El reparto no cuenta con grandes estrellas pero es acertado en casi todas sus líneas. El origen de la directora se evidencia en la bella representación de las relaciones hogareñas en el interior de la familia negra. Todos aportan corazón a su interpretación –imposible no conmoverse cuando Rosell retorna de la guerra- destacando Rob Morgan (Hap) y la nominada a actriz de reparto Mary J. Blige (Florence). La fragilidad de Carey Mulligan (Laura), el tormento interno de Garrett Hedlund (Jamie) y la malignidad de Jonathan Banks completan el podio interpretativo.

Por último cabe destacar el dato político y artístico que se desprende de la película.

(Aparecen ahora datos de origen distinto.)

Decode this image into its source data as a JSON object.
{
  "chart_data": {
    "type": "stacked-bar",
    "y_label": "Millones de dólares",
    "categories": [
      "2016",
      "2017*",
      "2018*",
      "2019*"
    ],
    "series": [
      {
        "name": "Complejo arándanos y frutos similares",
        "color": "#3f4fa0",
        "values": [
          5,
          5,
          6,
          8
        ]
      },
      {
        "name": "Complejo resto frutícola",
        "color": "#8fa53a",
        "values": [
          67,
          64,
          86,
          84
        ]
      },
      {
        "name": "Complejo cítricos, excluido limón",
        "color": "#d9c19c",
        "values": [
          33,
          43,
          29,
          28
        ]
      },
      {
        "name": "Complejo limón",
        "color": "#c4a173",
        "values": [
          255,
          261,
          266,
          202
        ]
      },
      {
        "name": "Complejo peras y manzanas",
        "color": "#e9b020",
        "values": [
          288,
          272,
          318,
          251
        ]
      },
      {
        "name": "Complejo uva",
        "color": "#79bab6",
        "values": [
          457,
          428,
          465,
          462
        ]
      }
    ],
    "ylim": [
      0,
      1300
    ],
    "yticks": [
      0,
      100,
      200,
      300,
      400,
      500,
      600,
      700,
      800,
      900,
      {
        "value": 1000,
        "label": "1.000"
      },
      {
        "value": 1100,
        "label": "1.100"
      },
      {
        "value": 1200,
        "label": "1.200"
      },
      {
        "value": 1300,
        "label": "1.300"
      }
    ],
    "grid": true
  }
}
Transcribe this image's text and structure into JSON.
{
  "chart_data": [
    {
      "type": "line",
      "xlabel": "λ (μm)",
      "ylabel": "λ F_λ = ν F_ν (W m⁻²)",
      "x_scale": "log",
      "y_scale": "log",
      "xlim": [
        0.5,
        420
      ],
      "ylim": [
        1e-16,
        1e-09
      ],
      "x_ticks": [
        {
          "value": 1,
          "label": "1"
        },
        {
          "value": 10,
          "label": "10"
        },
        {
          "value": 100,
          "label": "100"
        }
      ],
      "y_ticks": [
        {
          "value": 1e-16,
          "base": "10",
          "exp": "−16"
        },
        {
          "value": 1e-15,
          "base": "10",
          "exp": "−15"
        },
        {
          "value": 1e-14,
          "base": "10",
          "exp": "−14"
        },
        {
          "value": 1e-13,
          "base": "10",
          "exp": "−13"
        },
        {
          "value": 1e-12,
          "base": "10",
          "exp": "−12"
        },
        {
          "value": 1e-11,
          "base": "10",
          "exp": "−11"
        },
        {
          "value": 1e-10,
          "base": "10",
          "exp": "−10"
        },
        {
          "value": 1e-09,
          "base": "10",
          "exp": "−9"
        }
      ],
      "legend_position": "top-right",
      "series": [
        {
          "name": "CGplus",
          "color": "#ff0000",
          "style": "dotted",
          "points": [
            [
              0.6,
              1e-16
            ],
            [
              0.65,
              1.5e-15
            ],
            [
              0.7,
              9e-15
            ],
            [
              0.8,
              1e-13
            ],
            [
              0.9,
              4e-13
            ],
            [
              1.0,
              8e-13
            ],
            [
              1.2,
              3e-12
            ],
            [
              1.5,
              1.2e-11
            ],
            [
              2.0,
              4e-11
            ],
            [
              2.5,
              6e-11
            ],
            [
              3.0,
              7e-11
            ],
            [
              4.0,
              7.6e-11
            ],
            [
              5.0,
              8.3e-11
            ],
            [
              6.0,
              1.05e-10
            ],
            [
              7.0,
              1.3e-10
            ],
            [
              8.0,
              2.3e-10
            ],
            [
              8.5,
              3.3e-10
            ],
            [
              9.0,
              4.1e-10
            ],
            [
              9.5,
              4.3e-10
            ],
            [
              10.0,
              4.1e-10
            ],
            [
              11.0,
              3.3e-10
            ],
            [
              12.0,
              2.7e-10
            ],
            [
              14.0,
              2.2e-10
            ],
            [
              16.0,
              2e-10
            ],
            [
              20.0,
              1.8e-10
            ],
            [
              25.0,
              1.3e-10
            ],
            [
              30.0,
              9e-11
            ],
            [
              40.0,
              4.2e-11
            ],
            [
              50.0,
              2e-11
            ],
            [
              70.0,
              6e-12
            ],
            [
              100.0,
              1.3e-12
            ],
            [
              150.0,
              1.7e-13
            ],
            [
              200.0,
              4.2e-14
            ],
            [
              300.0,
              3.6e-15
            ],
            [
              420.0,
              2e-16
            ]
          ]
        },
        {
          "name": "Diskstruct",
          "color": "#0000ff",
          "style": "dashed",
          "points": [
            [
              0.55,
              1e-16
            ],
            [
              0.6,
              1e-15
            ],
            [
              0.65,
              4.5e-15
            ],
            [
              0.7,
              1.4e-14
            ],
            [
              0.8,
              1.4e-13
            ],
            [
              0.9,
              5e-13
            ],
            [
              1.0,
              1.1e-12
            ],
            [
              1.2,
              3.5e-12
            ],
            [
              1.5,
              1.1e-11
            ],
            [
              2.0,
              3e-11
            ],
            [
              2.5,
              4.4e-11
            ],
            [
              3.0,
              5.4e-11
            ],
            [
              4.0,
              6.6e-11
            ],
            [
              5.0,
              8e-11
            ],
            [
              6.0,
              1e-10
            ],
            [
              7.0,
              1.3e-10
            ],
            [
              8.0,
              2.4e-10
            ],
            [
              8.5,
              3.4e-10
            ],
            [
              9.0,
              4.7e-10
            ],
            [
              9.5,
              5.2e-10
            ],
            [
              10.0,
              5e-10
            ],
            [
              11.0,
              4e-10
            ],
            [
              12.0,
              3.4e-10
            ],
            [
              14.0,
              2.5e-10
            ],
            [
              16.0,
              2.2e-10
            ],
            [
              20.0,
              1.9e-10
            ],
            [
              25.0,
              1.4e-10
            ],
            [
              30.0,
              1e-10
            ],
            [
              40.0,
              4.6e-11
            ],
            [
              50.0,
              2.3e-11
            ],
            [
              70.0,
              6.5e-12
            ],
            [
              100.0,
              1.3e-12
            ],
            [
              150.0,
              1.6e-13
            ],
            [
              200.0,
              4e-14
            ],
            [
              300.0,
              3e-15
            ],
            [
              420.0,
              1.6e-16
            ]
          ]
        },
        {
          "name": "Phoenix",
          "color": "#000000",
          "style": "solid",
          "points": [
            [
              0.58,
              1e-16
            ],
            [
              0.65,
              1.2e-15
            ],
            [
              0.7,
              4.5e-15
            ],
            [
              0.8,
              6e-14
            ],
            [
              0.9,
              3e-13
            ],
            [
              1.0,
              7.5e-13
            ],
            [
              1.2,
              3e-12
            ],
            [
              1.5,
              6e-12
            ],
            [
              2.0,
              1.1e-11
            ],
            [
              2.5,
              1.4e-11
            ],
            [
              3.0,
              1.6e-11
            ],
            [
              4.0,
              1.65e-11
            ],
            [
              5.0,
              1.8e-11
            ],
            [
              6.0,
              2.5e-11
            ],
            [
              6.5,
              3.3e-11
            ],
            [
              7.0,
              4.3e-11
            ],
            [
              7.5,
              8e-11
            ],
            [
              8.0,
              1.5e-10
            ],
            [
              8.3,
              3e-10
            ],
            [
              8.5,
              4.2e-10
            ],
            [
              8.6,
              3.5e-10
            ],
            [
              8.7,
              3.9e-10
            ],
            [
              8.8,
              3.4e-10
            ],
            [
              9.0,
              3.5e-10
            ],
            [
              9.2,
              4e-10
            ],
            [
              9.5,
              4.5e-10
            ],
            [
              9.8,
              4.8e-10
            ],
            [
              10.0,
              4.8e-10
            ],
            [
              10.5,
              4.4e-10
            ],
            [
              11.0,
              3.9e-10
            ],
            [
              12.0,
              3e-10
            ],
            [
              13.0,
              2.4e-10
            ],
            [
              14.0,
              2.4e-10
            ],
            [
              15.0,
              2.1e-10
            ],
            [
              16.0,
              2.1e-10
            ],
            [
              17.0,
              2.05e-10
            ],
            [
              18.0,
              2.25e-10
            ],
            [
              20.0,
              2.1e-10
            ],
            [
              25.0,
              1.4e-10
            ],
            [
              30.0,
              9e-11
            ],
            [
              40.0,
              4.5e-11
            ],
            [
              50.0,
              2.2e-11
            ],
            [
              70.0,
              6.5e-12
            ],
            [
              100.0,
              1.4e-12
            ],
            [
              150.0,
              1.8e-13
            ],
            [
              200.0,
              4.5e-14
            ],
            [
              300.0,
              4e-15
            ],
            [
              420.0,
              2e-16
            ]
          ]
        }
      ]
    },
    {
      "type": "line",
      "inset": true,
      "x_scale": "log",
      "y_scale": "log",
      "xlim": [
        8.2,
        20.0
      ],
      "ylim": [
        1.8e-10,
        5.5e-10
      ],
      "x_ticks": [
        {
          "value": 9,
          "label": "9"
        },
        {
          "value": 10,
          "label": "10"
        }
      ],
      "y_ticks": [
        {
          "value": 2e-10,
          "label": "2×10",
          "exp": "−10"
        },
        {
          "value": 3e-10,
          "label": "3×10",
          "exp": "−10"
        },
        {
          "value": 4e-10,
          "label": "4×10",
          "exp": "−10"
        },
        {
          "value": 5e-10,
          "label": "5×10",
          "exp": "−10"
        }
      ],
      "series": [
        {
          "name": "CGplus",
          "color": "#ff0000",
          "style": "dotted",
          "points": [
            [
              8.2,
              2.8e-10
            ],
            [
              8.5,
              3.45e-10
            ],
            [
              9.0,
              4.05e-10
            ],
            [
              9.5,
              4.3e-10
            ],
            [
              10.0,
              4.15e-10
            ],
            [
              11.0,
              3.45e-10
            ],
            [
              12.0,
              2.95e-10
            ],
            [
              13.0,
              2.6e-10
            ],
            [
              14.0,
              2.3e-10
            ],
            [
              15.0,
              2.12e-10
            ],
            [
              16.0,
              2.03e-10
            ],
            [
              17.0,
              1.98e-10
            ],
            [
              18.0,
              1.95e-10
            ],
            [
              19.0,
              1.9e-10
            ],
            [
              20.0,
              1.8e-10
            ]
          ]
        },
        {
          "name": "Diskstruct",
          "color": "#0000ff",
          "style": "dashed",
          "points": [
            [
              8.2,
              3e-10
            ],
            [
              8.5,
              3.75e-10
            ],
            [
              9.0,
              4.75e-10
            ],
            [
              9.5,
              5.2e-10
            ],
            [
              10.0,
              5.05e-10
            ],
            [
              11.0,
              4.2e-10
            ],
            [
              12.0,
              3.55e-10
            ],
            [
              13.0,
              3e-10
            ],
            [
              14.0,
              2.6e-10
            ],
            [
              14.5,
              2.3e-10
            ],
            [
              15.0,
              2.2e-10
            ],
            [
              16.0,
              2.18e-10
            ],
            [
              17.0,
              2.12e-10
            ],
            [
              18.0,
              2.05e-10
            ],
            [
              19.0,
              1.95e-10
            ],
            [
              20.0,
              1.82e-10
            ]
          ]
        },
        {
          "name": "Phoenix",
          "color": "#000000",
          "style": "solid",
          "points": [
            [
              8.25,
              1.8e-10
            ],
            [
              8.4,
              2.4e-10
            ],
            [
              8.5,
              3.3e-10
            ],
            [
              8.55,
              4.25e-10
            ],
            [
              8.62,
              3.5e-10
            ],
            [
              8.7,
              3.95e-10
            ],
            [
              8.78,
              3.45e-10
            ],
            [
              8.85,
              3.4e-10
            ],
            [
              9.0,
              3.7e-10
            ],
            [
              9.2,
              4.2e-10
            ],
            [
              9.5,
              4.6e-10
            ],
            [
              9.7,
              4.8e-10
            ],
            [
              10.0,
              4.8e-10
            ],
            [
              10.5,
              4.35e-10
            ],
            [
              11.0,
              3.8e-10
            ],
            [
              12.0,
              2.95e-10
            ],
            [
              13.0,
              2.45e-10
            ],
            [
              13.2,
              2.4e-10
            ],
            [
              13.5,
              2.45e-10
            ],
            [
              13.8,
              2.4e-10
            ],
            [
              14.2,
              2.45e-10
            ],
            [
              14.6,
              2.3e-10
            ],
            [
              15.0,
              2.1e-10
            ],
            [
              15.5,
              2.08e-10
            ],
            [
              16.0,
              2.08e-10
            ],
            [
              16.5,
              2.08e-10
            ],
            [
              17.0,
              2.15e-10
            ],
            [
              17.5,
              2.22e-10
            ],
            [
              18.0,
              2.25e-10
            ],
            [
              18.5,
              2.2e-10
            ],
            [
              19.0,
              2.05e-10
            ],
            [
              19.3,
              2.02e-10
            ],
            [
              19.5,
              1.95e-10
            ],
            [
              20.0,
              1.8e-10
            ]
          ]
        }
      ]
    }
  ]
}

Rachel Morrison es la primera mujer nominada a Dirección de Fotografía en las 89 ediciones de los Óscars. Más allá de la elocuencia de semejante impugnación, de la que debería dedicarse un texto en profundidad, el trabajo de Morrison es impecable. Aprovechándose de la textura visual que le ofrecen los lentes anamórficos, donde los cambios de foco tienen un efecto expresivo, contrasta esta artificialidad visual con un naturalismo lumínico y una predominancia de la narración es espacios exteriores (rememorando, por momentos, al Almendros de Days of Heaven o la dupla Malick-Lubezki). Por cuestiones presupuestarias no pudo atenderse su deseo de utilizar material fílmico pero, lejos de la resignación, logró adaptar las cualidades que el fílmico le hubiera ofrecido y pasó a la historia del cine hollywoodense –meritoriamente por un lado, lamentable por el otro-

Más allá de ciertos excesos dramáticos y sobrecarga temática Mudbound es, según quien escribe, la mejor producción de largometraje que dio Netflix en años. Aunque no sea una hazaña muy grande, quizás sí lo es para la indiscriminada y masiva producción del monopolio rojo.